Verfahren gegen Betreiberin von Corona-Teststation
Auch der Präsident der Polizeidirektion Osnabrück, Michael Maßmann, wertete den Einsatz als Ermittlungserfolg. "Es ist gelungen, ein mutmaßliches kriminelles Netzwerk aus dem Bereich des Subventionsbetrugs zu zerschlagen. Wir konnten den Fiskus vor einem großen Millionen-Schaden bewahren", sagte Maßmann.
Auch Räume einer 31 Jahre alten Frau aus Aurich wurden bei dem Einsatz am Dienstag durchsucht. Gegen sie läuft bereits ein Verfahren wegen gewerbsmäßigen Abrechnungsbetruges.
Als Betreiberin mehrerer Corona-Teststationen soll sie nicht erfolgte Tests über die Kassenärztliche Vereinigung Niedersachsen abgerechnet und so einen Schaden von mehr als einer Million Euro angerichtet haben.

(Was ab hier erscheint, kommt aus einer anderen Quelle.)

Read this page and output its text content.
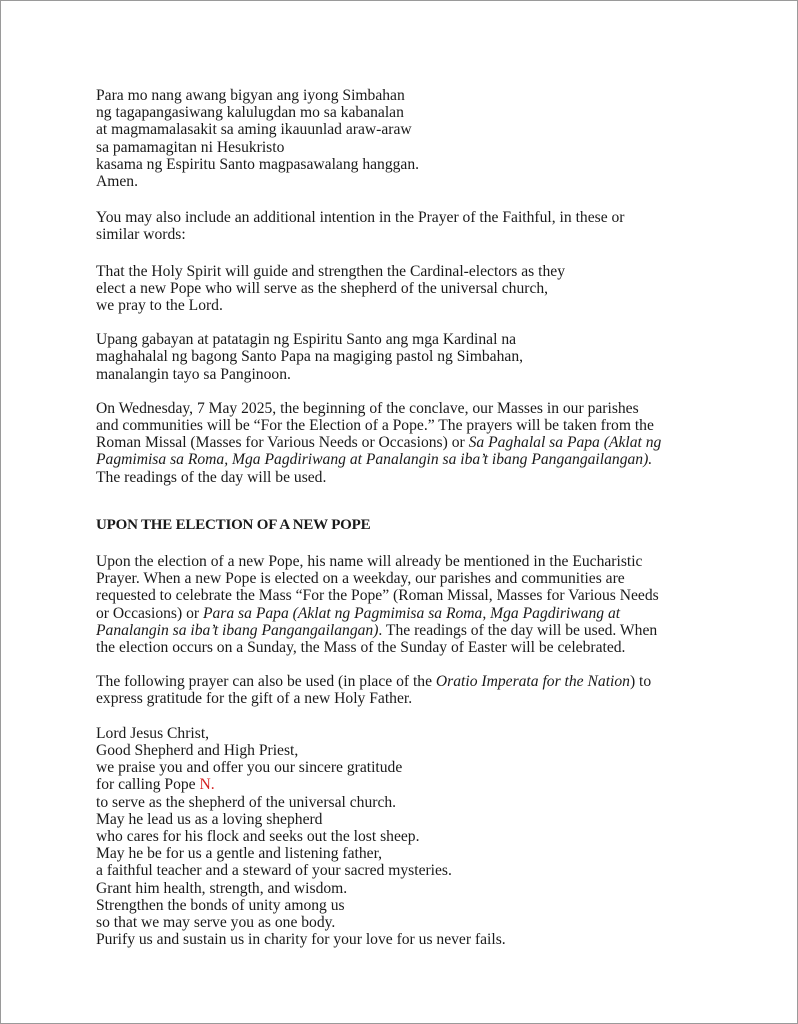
Para mo nang awang bigyan ang iyong Simbahan
ng tagapangasiwang kalulugdan mo sa kabanalan
at magmamalasakit sa aming ikauunlad araw-araw
sa pamamagitan ni Hesukristo
kasama ng Espiritu Santo magpasawalang hanggan.
Amen.
You may also include an additional intention in the Prayer of the Faithful, in these or
similar words:
That the Holy Spirit will guide and strengthen the Cardinal-electors as they
elect a new Pope who will serve as the shepherd of the universal church,
we pray to the Lord.
Upang gabayan at patatagin ng Espiritu Santo ang mga Kardinal na
maghahalal ng bagong Santo Papa na magiging pastol ng Simbahan,
manalangin tayo sa Panginoon.
On Wednesday, 7 May 2025, the beginning of the conclave, our Masses in our parishes
and communities will be “For the Election of a Pope.” The prayers will be taken from the
Roman Missal (Masses for Various Needs or Occasions) or Sa Paghalal sa Papa (Aklat ng
Pagmimisa sa Roma, Mga Pagdiriwang at Panalangin sa iba’t ibang Pangangailangan).
The readings of the day will be used.
UPON THE ELECTION OF A NEW POPE
Upon the election of a new Pope, his name will already be mentioned in the Eucharistic
Prayer. When a new Pope is elected on a weekday, our parishes and communities are
requested to celebrate the Mass “For the Pope” (Roman Missal, Masses for Various Needs
or Occasions) or Para sa Papa (Aklat ng Pagmimisa sa Roma, Mga Pagdiriwang at
Panalangin sa iba’t ibang Pangangailangan). The readings of the day will be used. When
the election occurs on a Sunday, the Mass of the Sunday of Easter will be celebrated.
The following prayer can also be used (in place of the Oratio Imperata for the Nation) to
express gratitude for the gift of a new Holy Father.
Lord Jesus Christ,
Good Shepherd and High Priest,
we praise you and offer you our sincere gratitude
for calling Pope N.
to serve as the shepherd of the universal church.
May he lead us as a loving shepherd
who cares for his flock and seeks out the lost sheep.
May he be for us a gentle and listening father,
a faithful teacher and a steward of your sacred mysteries.
Grant him health, strength, and wisdom.
Strengthen the bonds of unity among us
so that we may serve you as one body.
Purify us and sustain us in charity for your love for us never fails.
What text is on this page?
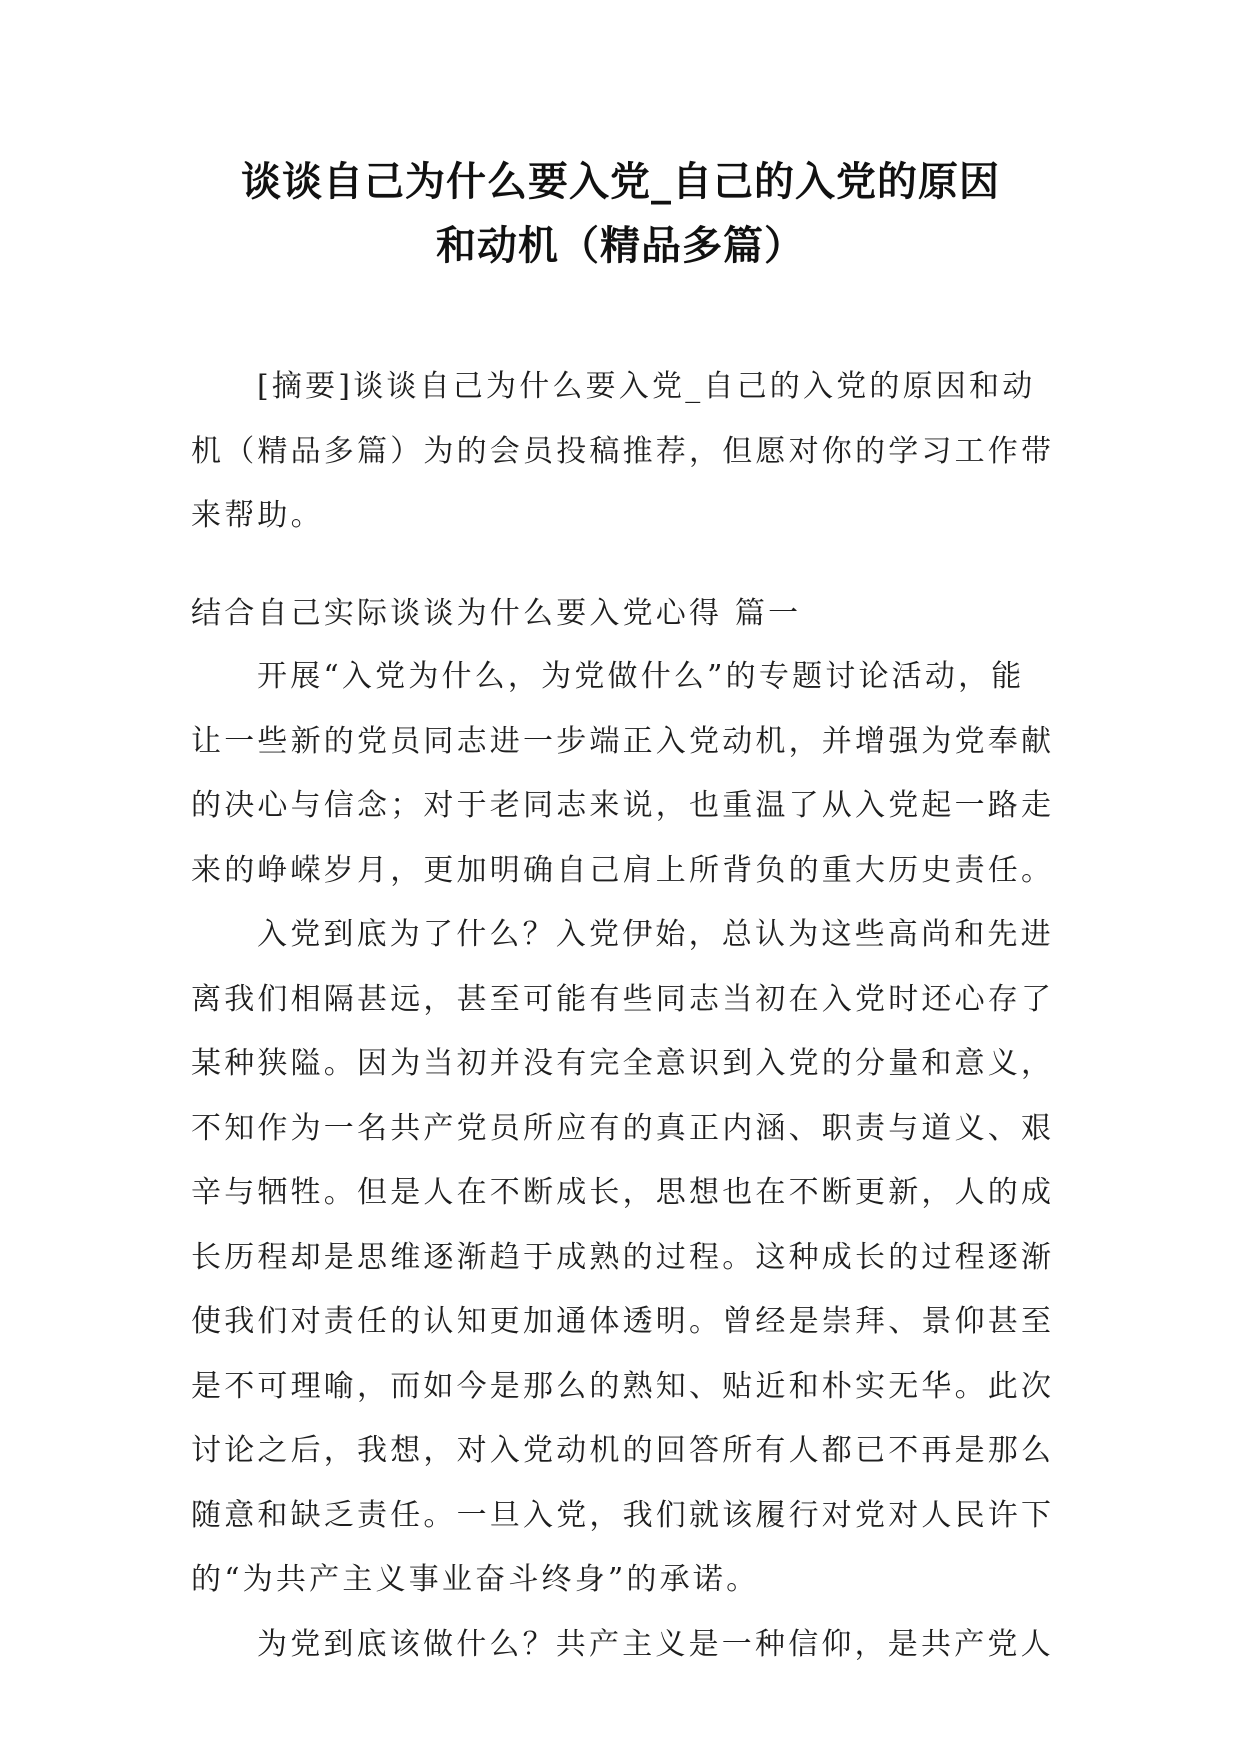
谈谈自己为什么要入党_自己的入党的原因
和动机（精品多篇）
[摘要]谈谈自己为什么要入党_自己的入党的原因和动
机（精品多篇）为的会员投稿推荐，但愿对你的学习工作带
来帮助。
结合自己实际谈谈为什么要入党心得 篇一
开展“入党为什么，为党做什么”的专题讨论活动，能
让一些新的党员同志进一步端正入党动机，并增强为党奉献
的决心与信念；对于老同志来说，也重温了从入党起一路走
来的峥嵘岁月，更加明确自己肩上所背负的重大历史责任。
入党到底为了什么？入党伊始，总认为这些高尚和先进
离我们相隔甚远，甚至可能有些同志当初在入党时还心存了
某种狭隘。因为当初并没有完全意识到入党的分量和意义，
不知作为一名共产党员所应有的真正内涵、职责与道义、艰
辛与牺牲。但是人在不断成长，思想也在不断更新，人的成
长历程却是思维逐渐趋于成熟的过程。这种成长的过程逐渐
使我们对责任的认知更加通体透明。曾经是崇拜、景仰甚至
是不可理喻，而如今是那么的熟知、贴近和朴实无华。此次
讨论之后，我想，对入党动机的回答所有人都已不再是那么
随意和缺乏责任。一旦入党，我们就该履行对党对人民许下
的“为共产主义事业奋斗终身”的承诺。
为党到底该做什么？共产主义是一种信仰，是共产党人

Deswegen hatten Polizei und Staatsanwaltschaft bereits Ende März mehrere Objekte in Aurich, Hannover und Oldenburg durchsucht. Inwieweit sie bei den neuen Betrugsfällen beteiligt ist, ist noch unklar. Die Frau spiele in dem Verfahren eine Rolle, sie werde aber nicht als Hauptverdächtige geführt, sagte Polizeisprecher Ellermann.
Laut der Polizei kamen die Ermittlungen, die von der Zentralen Kriminalinspektion Osnabrück und der Staatsanwaltschaft Oldenburg geführt werden, bereits im April 2020 durch Verdachtsanzeigen von einer niedersächsischen Förderbank ins Rollen. Diese führten nun zu den Durchsuchungen.